I think the wording of your answer could lead to some confusion.

The only mention of Kurdistan concerns information pertaining to the geographical location of the earliest evidence that we appear to have of the existence of the wild olive.

And actually, since the myths of old tend to revere the olive, it is likely that they were introduced to this world by the Anunnaki, from Nibiru, who account for the unusually rapid development of civilization starting about 450,000 years ago, lacking any other explanation for this phenomenon and having plenty of evidence of that on hand to present to the skeptically inclined. That would explain why the olive is thought to come from an area only just north and west of that cradle of civilization.

Feb 06, 2013
@Mandan

You have to be an Arab, or Turk, or Persian because whenever the word "Kurd" or "Kurdish" or "Kurdistan" appears somewhere they start attacking it.

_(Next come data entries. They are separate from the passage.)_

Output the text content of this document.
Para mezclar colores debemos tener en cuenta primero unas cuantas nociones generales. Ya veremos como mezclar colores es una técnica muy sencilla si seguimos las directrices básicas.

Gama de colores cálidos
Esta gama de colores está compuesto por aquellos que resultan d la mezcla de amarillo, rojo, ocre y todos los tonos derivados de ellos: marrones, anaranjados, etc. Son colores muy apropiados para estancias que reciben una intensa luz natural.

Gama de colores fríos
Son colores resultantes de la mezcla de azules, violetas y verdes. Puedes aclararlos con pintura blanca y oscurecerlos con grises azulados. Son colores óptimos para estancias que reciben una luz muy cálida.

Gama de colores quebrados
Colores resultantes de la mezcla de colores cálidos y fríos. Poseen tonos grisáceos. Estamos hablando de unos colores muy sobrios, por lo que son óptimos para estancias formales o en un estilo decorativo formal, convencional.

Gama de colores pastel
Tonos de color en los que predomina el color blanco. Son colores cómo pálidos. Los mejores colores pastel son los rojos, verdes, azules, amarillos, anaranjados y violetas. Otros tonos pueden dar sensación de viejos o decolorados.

Nobody knows how long the Kurds have been living in the area they live in today, but there is one thing that is certain: Kurds did not "arrive" in the area or move from somewhere else to that area, they have been there since they existed.


Feb 08, 2013
Wrong, debunked. Olive tree originated in Greece ( Greece and Italy was once together - look at the geography ). 40 million years ago the earthquake pushed Italy away from Greece. They found in Greece olive leaf and dated 60.000 years ago and in Italy, the olive tree was found fossilized near Livorno and dated 20 million years ago. Olive tree originated in Near East is not true. It's originated Greece/Italy.